MOE Key Lab of Bioinformatics/Bioinformatics Division, BNRIST (Beijing National Research Center for Information Science and Technology), Department of Automation, Tsinghua University, Beijing, 100084, China.
Centre for Molecular Medicine Norway (NCMM), Nordic EMBL Partnership, University of Oslo, 0349, Oslo, Norway.
Sci Rep. 2019 Feb 27;9(1):2877. doi: 10.1038/s41598-019-38979-9.

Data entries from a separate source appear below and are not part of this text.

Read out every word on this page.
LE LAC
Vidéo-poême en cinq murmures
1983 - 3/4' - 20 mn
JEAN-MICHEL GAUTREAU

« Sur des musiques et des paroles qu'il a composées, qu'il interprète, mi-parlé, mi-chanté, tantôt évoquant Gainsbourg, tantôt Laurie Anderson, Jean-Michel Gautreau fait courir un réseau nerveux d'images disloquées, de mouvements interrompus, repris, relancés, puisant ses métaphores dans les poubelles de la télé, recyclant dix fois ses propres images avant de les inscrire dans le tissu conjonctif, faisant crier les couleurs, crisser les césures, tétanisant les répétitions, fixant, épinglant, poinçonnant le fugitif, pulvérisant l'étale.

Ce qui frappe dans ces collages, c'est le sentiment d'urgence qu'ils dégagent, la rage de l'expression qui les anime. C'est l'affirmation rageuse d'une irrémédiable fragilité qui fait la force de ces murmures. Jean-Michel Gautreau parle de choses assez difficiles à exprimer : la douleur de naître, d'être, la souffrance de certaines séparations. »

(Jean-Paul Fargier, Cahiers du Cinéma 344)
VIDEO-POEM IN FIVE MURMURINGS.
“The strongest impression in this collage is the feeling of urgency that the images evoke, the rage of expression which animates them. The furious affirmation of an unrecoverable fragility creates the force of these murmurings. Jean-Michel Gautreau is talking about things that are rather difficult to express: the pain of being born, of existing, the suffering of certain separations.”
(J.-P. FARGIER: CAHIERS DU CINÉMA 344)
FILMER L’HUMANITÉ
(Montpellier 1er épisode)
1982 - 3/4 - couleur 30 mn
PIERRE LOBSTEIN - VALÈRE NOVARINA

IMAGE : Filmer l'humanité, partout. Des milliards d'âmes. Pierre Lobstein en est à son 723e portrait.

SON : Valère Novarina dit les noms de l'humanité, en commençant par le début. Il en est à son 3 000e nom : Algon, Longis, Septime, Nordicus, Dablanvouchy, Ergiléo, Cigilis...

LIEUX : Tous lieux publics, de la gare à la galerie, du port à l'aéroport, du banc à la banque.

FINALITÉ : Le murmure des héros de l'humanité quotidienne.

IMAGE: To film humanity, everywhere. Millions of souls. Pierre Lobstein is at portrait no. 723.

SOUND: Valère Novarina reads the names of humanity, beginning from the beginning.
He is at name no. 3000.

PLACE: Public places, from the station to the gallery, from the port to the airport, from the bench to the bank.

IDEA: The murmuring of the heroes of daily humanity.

Super-enhancers (SEs) are clusters of transcriptional enhancers which control the expression of cell identity and disease-associated genes. Current studies demonstrated the role of multiple factors in SE formation; however, a systematic analysis to assess the relative predictive importance of chromatin and sequence features of SEs and their constituents is lacking. In addition, a predictive model that integrates various types of data to predict SEs has not been established. Here, we integrated diverse types of genomic and epigenomic datasets to identify key signatures of SEs and investigated their predictive importance. Through integrative modeling, we found Cdk8, Cdk9, and Smad3 as new features of SEs, which can define known and new SEs in mouse embryonic stem cells and pro-B cells. We compared six state-of-the-art machine learning models to predict SEs and showed that non-parametric ensemble models performed better as compared to parametric. We validated these models using cross-validation and also independent datasets in four human cell-types. Taken together, our systematic analysis and ranking of features can be used as a platform to define and understand the biology of SEs in other cell-types.
超级增强子 (SEs) 是转录增强子簇,可控制细胞身份和与疾病相关基因的表达。目前的研究表明,多种因素在 SE 形成中起作用;然而,缺乏对 SE 及其组成部分的染色质和序列特征的相对预测重要性进行系统分析。此外,尚未建立一种整合各种类型数据以预测 SE 的预测模型。在这里,我们整合了多种类型的基因组和表观基因组数据集,以识别 SE 的关键特征,并研究了它们的预测重要性。通过整合建模,我们发现 Cdk8、Cdk9 和 Smad3 是 SE 的新特征,可在小鼠胚胎干细胞和原 B 细胞中定义已知和新的 SE。我们比较了六种最先进的机器学习模型来预测 SE,并表明与参数模型相比,非参数集成模型表现更好。我们使用交叉验证和另外四个人类细胞类型中的独立数据集对这些模型进行了验证。总之,我们的系统分析和特征排序可作为一个平台,用于定义和理解其他细胞类型中 SE 的生物学特性。